Ia eu marginal fora: Freixo – Ribeira a penantes, faço isso a miúde. Agora até dá para fazer umas gincanas labirínticas por entre as obras que estão a fazer entre a ponte Maria Pia e ponte Luís I. Com o trânsito meio cortado, máquinas aos molhos, e os varandins já quase prontos.
Mas eu quero referir-me à vinda da ruralidade à cidade. Como assim perguntará quem se der ao trabalho de perder tempo a ler estas trivialidades. Como quem não quer a coisa lá ia eu divagando o meu olhar por um ou outro pescador numa seca; no rio barcos rafeiros sofrem umas sapatadas pela ondulação dum barco a sério, certamente cheio de americanos de terceira idade cheios de pastel, que irão até ao Alto Douro; nas sapatas dos pilares da ponte do Freixo já não se vêm chusmas de corvos marinhos, pisgaram-se, virão no próximo Outono.

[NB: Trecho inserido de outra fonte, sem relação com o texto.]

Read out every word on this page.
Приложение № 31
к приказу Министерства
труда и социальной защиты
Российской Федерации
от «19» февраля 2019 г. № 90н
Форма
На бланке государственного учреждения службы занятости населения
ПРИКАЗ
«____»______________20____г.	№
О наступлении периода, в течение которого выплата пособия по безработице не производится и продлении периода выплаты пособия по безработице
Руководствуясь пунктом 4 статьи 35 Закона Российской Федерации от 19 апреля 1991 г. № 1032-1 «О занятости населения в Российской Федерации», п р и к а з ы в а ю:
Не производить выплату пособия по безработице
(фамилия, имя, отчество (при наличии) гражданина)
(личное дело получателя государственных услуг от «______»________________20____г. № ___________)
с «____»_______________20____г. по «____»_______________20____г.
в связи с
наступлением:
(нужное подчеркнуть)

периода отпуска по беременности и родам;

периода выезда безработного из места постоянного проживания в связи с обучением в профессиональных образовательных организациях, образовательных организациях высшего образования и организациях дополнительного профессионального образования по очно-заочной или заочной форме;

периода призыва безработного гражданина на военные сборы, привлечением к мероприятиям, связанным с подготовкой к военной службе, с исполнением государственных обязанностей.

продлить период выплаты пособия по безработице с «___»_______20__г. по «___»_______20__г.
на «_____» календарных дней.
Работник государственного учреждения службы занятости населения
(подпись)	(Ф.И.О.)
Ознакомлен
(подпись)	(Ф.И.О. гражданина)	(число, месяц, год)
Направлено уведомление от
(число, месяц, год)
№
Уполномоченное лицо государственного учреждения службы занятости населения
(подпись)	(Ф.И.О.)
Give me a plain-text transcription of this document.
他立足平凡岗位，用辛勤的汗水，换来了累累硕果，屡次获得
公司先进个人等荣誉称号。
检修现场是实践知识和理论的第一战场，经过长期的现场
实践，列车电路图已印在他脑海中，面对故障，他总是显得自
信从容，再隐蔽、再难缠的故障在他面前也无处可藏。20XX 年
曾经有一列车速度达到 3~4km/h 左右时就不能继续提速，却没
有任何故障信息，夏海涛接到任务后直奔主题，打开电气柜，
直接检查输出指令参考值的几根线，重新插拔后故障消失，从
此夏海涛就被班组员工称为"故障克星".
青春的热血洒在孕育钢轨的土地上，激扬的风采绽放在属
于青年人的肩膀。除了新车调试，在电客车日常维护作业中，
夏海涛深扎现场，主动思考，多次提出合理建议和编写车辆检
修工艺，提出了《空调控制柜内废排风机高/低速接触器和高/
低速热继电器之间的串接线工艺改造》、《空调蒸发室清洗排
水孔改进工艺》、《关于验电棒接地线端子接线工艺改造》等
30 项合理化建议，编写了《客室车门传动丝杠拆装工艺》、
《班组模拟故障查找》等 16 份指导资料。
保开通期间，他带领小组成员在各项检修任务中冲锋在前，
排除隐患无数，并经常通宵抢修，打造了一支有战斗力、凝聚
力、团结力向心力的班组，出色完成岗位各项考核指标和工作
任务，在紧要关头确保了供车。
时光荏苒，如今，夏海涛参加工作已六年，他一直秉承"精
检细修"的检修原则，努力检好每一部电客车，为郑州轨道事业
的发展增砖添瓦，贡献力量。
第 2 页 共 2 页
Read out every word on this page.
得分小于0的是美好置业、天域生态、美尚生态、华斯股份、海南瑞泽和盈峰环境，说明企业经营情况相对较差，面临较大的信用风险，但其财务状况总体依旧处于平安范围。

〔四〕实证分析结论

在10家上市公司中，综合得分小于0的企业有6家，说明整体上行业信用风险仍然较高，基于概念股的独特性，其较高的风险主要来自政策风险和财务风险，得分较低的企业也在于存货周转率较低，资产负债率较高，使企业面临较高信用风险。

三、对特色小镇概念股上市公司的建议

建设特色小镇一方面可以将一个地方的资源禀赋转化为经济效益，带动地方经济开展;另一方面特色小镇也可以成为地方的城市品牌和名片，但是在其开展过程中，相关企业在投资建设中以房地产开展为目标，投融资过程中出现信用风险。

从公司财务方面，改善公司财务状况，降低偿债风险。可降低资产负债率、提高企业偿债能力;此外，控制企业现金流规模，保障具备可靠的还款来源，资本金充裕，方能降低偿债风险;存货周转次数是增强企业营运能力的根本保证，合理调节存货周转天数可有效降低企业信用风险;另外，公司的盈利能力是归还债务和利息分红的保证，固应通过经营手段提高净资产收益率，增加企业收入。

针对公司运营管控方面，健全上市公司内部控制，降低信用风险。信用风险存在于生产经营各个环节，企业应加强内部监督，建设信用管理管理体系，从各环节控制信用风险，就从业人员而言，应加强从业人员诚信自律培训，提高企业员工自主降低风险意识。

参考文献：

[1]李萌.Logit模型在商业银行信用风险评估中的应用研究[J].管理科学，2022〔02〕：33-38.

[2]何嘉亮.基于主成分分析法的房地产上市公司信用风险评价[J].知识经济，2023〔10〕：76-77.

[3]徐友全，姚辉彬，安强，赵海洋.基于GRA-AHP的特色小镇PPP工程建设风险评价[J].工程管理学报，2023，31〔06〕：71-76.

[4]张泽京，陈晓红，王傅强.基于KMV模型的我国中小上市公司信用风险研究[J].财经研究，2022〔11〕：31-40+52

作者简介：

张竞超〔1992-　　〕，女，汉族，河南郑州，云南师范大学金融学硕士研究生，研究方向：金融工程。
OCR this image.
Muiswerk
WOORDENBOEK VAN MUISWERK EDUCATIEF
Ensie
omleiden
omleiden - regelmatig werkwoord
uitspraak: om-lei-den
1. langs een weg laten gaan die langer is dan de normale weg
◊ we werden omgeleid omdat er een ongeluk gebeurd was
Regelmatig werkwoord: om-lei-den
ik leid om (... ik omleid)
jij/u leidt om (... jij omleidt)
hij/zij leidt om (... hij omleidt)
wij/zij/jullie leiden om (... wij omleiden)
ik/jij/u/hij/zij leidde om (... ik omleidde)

Bem, nesta observação da natureza, eis senão quando me apercebo, tal como na terra dos meus amores, oiço uma taramela. Fui apurando o ouvido e logo ali a dois passos da marginal, na quinta da China lá estava ela em cima duma cerejeira maior, outras havia mais pequenas. E aqui regressei ao meu tempo de rapazinho, lá na aldeia a fazer e montar a taramela com a ajuda de algum compincha da minha igualha. Naquela altura a sonoridade da engenhoca era tirada de um penico de esmalte, já fora de circulação. Ter a taramela mais cantadeira que se ouvisse noite e dia, à distância, era a vaidade da rapaziada. E a passarada já não surripiava as cerejas? Pois sim… Os melros até cantavam de galo com os seus chilreios de papo cheio!
Agora à distância interrogo-me se a taramela era mesmo para espantar a passarada. Penso que era antes um hobby ancestral da rapaziada que gostava de ouvir o matraquear dos badalos no penico, eufemisticamente referido nos dias da modernidade de bacio, pote ou ainda mais snob, vaso de noite: tran, tran, tran…
Ó senhor …. , olhe um milhafre com uma cobra no bico ao dependuro, disse-me o Artur que andava comigo a sacar ladrões que estavam a tirar força aos enxertos de castanheiros que tinham sido feitos em Março. Os garfos tinham tido bom pegamento, os pâmpanos estão em boa desenvoltura. Em voos circulares bem lá nas alturas a ave embandeirava com o réptil até desaparecer na colina de eucaliptal. Lá na terra é bem sabido o apuramento da vista telescópica destas aves, em voo picado e rápido agarram um ou outro pinto, quando a mãe galinha ouriçada topa, já é tarde. Caçador, pescador, necrófago são atributos desta ave de rapina, protegida pelas leis do ambiente mas não muito querida pelos rurais devido à roubalheira dos jovens galináceos como atrás referi. Se há pilha galinhas, o carniceiro é um pilha pintos. Os cinegéticos também não morrem de amores por este predador, que surripia os caçapos e mesmo perdigotos de perna leve e até alguma zorra encatrapiada.
Bento da Cruz, escritor barrosão, no seu livro “Planalto de Gostofrio” elege as aves em várias escalas.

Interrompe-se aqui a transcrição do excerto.